Thursday, December 18, 2008

"7 's up" - how bout music for your KK




Interesting article in The Age this morning got me to thinking about how life would be without music

Hi-fi quest is music to the ears of the deaf
• Nick Miller
• December 18, 2008 from The Age
WEEKS before his death last year, the world's first bionic ear recipient, Rod Saunders, told its inventor, Professor Graeme Clark, that the thing he missed most was music.
He used to sing in a choir. But while the cochlear implant restored his ability to understand speech, any music more complicated than a simple melody came through as a bewildering mess of noise.
More than 30 years on, Professor Clark believes a "hi-fi" bionic ear, allowing the deaf to hear music, is only a few years away. Such a prototype will also much better distinguish speech against a noisy background.
"Rod did miss music. He would have loved to be able to sing in the choir again," Professor Clark said yesterday. "But it's 'hearing in noise' that really kills deaf people with implants — and people with hearing aids.
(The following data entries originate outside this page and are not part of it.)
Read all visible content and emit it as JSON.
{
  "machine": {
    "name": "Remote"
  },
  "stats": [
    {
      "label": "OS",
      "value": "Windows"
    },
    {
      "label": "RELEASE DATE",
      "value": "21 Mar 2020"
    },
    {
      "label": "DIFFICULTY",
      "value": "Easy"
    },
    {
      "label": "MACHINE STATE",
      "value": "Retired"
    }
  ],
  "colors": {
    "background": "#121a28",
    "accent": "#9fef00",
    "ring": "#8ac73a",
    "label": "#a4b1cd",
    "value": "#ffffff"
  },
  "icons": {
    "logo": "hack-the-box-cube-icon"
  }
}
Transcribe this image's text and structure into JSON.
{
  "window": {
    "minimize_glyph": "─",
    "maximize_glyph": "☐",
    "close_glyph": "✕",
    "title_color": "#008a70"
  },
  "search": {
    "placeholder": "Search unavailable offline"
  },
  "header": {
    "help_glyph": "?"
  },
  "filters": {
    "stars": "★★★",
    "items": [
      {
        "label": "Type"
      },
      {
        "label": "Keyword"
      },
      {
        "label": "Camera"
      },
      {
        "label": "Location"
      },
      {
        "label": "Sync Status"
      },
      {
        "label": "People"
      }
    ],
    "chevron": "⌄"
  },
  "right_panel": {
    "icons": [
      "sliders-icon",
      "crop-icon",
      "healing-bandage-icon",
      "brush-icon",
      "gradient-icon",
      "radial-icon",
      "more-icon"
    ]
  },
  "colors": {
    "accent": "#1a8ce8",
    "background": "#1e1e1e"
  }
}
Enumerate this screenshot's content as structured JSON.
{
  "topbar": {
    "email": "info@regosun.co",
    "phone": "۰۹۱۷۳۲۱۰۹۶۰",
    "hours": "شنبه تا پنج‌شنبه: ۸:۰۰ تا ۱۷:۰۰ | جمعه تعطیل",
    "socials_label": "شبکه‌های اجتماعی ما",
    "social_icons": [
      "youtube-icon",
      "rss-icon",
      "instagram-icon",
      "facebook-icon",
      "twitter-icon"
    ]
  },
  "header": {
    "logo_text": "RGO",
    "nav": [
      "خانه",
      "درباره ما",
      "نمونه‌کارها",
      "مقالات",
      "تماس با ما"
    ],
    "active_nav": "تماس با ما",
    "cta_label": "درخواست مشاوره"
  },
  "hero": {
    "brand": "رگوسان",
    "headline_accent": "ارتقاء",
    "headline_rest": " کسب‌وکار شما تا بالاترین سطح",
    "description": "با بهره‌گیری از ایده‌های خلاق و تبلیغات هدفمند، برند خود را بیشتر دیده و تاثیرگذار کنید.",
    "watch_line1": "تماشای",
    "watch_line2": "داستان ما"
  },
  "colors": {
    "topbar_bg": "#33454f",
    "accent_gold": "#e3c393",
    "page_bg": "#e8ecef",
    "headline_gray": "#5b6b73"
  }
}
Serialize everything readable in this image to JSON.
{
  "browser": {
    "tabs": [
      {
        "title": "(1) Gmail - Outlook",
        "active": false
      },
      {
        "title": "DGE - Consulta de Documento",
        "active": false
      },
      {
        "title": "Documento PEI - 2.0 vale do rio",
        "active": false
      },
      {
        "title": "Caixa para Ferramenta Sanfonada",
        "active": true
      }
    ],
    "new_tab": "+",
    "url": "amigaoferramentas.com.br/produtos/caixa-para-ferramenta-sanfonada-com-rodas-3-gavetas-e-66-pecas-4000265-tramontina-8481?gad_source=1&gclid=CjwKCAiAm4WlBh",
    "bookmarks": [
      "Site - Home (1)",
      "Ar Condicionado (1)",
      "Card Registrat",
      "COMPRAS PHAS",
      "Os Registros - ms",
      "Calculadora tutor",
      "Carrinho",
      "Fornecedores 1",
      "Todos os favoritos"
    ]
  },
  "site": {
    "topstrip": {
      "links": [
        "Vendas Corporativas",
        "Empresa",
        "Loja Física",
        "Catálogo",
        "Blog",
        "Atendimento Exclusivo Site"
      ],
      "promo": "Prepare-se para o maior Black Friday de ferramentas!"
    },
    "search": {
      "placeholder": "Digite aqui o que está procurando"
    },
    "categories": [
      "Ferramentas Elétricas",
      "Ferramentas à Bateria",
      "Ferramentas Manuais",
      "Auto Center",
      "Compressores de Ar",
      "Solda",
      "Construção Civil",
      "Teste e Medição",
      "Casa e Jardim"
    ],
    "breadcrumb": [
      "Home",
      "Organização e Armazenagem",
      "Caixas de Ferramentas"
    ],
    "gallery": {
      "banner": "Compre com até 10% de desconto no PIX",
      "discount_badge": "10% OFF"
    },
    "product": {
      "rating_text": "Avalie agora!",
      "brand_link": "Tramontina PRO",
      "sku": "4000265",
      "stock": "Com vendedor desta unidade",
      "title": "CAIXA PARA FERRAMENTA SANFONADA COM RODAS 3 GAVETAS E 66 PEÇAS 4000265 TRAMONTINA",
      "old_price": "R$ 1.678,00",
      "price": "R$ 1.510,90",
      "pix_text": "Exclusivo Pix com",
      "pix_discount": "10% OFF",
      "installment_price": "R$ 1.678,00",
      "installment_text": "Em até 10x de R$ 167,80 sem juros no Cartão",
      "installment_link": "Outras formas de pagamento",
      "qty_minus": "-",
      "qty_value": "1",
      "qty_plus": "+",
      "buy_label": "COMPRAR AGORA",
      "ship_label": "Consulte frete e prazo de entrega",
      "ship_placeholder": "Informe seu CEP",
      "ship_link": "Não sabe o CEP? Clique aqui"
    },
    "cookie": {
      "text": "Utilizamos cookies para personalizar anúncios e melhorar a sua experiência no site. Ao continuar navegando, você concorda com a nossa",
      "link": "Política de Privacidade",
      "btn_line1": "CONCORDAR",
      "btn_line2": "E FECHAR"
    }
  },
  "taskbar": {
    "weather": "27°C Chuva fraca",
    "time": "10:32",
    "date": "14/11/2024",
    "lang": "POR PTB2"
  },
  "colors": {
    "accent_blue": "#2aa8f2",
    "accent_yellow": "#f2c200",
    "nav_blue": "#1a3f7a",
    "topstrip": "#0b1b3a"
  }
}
That's an ongoing challenge which we hope we can solve by giving high-fidelity hearing."
Yesterday he unveiled an early, animal-based prototype at La Trobe University, where he will lead the Graeme Clark Hearing and Neuroscience Unit in the university's School of Psychological Science.
The new unit brings together specialists in hearing, speech and language, in much the same way as Professor Clark's original team that began work on the bionic ear. "The passion I still have is to get high-fidelity sound with the bionic ear," he said. "We now have 'first-innings points' but I want to see that we win outright."
The work will require breakthrough understanding about the way the ear processes sound, and the way it "locks" into sounds it is most interested in, such as speech. Professor Clark said that, with some extra funding, his team could have a working prototype in a human patient in two or three years.